His classical training as an artist has always been evident in his work. He takes a painterly approach to photography and makes frequent references to art history. His works bring together the worlds of art and fashion and are as readily seen in fashion magazines as in museums and at art fairs. His powerful and dynamic visual language has led to close working relationships with some of the legends of the fashion world. Our show, Modeland and Mr. Lagerfeld, features photographs taken by Simon Procter from 2010 to 2017. These works were selected from Procter’s book Modeland and from his long and fertile collaboration with Karl Lagerfeld. Many of these photographs have been previously exhibited in museums and are to be found in both private and public permanent collections, and some are exhibited here for the very first time. These works were selected to show the breadth of Procter’s practice as a photographer.

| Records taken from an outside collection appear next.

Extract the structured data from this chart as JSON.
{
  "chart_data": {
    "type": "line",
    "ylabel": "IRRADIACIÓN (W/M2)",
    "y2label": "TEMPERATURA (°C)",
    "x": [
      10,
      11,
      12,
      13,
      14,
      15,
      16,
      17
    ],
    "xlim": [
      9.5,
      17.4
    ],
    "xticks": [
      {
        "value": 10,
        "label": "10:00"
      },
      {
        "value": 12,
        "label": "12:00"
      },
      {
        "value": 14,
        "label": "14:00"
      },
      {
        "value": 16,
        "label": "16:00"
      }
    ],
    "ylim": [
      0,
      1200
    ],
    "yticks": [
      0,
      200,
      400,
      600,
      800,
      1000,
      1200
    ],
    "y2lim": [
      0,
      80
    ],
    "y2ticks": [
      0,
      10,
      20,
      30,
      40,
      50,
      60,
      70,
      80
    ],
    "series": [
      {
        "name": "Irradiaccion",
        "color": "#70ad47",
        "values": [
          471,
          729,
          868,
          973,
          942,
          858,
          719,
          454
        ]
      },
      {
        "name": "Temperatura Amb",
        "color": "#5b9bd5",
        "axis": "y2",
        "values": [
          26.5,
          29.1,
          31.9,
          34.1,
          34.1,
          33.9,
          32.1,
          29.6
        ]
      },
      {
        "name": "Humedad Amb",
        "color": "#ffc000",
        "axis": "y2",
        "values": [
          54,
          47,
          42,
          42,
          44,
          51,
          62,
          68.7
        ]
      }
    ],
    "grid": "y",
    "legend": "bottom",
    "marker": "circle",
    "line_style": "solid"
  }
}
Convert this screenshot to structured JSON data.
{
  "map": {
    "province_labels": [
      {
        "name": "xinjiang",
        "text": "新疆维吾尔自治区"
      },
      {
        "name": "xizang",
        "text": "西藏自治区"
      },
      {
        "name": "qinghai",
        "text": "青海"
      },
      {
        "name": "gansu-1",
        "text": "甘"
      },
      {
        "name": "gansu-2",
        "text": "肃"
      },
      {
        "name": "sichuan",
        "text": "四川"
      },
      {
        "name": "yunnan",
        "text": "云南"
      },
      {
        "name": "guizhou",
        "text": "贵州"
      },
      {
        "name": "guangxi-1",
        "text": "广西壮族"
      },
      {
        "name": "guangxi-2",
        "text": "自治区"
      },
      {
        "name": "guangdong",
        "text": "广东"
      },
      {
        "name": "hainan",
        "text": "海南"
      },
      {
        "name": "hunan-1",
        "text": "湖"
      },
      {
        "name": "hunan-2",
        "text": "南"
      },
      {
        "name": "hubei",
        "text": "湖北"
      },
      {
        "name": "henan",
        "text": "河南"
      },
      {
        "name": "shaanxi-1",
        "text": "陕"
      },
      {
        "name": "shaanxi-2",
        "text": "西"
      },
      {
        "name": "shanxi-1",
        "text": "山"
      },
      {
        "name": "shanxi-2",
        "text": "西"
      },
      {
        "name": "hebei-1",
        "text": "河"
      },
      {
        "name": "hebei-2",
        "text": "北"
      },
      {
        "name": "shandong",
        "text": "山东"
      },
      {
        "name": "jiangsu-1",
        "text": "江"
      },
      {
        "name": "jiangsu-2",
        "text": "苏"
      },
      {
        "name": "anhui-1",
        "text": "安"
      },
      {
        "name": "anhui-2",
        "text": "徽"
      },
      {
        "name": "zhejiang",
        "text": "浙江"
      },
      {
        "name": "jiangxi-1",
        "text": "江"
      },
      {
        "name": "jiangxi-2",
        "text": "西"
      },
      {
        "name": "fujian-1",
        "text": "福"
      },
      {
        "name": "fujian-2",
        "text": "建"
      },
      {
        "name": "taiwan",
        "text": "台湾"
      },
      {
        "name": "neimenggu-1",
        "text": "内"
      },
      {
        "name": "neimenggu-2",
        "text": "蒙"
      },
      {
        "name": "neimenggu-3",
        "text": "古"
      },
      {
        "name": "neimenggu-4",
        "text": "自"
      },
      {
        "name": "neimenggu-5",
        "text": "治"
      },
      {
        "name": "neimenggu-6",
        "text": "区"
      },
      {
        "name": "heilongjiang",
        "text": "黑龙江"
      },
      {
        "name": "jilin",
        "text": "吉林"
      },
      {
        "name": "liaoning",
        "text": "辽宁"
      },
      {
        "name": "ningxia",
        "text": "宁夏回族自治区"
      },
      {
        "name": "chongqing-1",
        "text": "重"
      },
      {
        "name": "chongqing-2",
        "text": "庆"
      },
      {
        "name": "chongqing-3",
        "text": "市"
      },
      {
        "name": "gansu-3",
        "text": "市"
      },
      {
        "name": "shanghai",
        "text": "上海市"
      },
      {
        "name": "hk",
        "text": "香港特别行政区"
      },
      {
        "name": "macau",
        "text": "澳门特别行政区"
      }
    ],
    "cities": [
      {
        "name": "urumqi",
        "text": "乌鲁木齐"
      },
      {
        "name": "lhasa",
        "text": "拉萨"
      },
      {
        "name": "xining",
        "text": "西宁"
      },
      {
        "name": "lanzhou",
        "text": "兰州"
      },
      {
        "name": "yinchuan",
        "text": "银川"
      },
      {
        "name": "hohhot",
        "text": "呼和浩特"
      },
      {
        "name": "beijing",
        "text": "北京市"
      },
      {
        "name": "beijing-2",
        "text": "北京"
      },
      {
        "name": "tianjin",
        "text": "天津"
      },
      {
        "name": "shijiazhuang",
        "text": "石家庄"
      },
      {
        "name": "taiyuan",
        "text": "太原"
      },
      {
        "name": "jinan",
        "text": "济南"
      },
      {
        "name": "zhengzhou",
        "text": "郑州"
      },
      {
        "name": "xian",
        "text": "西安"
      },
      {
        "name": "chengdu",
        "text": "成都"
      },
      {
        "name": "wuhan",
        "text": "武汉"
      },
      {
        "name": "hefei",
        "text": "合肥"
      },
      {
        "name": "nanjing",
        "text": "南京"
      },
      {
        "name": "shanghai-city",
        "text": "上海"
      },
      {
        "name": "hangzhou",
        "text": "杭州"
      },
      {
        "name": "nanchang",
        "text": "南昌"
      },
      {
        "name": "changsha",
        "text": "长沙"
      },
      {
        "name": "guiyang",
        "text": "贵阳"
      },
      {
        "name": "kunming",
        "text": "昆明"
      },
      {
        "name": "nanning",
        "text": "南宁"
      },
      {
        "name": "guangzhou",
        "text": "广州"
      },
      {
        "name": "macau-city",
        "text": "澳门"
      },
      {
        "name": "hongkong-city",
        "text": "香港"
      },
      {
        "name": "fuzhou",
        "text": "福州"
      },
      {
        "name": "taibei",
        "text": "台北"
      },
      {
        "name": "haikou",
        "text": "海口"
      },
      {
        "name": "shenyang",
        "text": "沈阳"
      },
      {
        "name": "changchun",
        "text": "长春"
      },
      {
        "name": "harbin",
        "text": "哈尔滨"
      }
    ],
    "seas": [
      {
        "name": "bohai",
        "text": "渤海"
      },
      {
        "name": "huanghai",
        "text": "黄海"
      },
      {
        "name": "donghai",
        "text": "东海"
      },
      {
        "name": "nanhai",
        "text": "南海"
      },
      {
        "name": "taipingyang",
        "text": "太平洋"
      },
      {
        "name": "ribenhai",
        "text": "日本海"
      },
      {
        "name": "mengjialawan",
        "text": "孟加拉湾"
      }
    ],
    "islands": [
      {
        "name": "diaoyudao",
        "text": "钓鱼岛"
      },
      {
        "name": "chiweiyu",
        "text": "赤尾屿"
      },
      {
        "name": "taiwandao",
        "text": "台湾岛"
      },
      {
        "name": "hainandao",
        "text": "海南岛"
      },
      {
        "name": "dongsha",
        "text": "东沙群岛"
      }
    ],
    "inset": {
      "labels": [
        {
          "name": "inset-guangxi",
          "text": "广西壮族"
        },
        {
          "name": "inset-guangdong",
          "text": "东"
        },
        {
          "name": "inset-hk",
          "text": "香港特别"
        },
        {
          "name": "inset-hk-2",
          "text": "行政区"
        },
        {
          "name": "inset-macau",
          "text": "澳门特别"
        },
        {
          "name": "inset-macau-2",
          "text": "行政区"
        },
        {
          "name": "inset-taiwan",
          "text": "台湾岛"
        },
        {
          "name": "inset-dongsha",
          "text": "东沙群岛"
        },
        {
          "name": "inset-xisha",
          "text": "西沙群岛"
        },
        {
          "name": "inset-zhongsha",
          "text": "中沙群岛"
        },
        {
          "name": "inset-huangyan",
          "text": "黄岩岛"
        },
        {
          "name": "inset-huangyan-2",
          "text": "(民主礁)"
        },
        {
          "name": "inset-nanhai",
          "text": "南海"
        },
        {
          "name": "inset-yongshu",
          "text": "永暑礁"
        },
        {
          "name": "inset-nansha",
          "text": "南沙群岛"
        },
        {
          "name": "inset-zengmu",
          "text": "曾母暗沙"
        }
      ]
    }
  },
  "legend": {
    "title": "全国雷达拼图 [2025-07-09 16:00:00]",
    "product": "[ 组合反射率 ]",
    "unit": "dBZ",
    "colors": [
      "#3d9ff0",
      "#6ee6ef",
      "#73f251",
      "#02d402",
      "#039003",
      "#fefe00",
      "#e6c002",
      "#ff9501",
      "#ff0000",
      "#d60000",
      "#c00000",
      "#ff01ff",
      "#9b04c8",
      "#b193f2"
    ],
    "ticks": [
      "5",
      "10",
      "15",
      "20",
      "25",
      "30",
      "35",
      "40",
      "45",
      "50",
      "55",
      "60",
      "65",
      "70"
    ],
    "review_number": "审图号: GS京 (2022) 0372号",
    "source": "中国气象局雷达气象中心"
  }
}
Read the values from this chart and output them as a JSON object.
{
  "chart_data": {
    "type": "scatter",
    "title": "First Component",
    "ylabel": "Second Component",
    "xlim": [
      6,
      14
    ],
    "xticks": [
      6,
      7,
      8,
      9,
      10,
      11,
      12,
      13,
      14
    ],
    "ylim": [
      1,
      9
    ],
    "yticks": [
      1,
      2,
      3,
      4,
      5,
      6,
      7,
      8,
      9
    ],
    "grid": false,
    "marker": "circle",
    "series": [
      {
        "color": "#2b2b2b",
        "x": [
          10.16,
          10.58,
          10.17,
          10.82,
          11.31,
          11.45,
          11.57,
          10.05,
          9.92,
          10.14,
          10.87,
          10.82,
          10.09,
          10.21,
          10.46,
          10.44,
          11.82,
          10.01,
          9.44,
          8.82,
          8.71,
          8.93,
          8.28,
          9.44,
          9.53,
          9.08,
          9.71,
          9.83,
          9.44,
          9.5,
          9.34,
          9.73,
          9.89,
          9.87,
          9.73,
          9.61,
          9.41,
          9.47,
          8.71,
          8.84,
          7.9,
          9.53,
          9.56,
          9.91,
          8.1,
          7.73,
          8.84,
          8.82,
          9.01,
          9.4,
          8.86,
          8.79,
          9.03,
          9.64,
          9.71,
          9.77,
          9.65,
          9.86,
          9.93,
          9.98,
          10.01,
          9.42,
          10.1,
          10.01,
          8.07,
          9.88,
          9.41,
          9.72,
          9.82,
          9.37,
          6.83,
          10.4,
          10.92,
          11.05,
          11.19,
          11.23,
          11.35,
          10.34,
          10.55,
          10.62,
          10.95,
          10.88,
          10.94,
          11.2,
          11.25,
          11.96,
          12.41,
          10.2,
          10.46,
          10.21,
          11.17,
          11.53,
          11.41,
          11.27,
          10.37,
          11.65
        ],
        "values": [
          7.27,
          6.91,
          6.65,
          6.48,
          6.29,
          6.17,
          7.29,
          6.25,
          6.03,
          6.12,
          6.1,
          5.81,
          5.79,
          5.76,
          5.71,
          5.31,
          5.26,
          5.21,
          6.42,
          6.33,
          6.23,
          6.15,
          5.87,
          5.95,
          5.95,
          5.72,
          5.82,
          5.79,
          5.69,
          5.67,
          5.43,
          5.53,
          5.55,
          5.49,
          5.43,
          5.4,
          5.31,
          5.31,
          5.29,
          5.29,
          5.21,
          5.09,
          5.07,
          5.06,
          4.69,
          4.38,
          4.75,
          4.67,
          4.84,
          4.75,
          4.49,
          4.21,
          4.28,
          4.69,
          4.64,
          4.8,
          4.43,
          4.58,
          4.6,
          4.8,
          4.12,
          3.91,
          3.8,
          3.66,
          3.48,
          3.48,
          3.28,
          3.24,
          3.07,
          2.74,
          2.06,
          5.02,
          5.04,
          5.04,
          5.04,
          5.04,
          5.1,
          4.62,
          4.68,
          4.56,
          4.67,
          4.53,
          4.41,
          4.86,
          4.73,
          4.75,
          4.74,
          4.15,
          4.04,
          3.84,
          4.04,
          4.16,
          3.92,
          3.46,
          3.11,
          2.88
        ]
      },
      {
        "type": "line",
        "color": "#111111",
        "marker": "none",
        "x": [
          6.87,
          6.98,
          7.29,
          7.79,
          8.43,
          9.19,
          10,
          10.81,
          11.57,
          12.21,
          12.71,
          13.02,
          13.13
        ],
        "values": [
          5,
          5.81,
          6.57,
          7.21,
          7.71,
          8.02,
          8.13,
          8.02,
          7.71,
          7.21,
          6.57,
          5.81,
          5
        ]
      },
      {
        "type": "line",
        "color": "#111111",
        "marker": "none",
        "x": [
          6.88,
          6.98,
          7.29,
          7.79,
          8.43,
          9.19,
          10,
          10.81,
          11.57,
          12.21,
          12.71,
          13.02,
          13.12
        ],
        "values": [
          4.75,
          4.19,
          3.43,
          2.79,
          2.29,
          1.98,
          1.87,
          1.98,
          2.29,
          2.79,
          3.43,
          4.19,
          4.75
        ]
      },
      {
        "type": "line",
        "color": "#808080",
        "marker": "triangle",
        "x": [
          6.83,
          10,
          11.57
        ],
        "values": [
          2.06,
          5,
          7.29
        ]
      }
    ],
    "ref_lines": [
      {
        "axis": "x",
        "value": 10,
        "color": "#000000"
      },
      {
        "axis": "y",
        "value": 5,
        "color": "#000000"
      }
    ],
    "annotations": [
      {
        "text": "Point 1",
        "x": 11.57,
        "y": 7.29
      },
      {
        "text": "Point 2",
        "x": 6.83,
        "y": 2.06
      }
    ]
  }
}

The artist on his first experience working with Karl Lagerfeld:
“It was some years ago now that Harper’s Bazaar magazine asked me to fly to New York and shoot Karl Lagerfeld. There was a lot of pressure and I had not been taking photographs very long. The shoot was very complicated - four different exterior locations all over Manhattan. The day before the shoot the permits had still not been cleared and Mr. Lagerfeld’s team informed us that he would be working all night and coming directly to the shoot without sleeping. On the day of the shoot we all waited on the roof of a magnificent skyscraper; models, crew, art directors, make-up and hair teams, waiting for insurance documents and waiting for Mr. Lagerfeld himself.
And then he arrived.
He greeted every single person graciously and almost immediately a warm calm descended on the shoot. He reassured everyone and made the models giggle. We worked intensely but happily, running around all over New York, even shooting in the legendary Grand Central Station without any permission. Karl just strode through the main hall unannounced and before anyone realized what was happening we had the shot, and we jumped in our cars and were gone.
This was to be first of many shoots together and each time has been with the same rare combination of excitement and sheer joy.”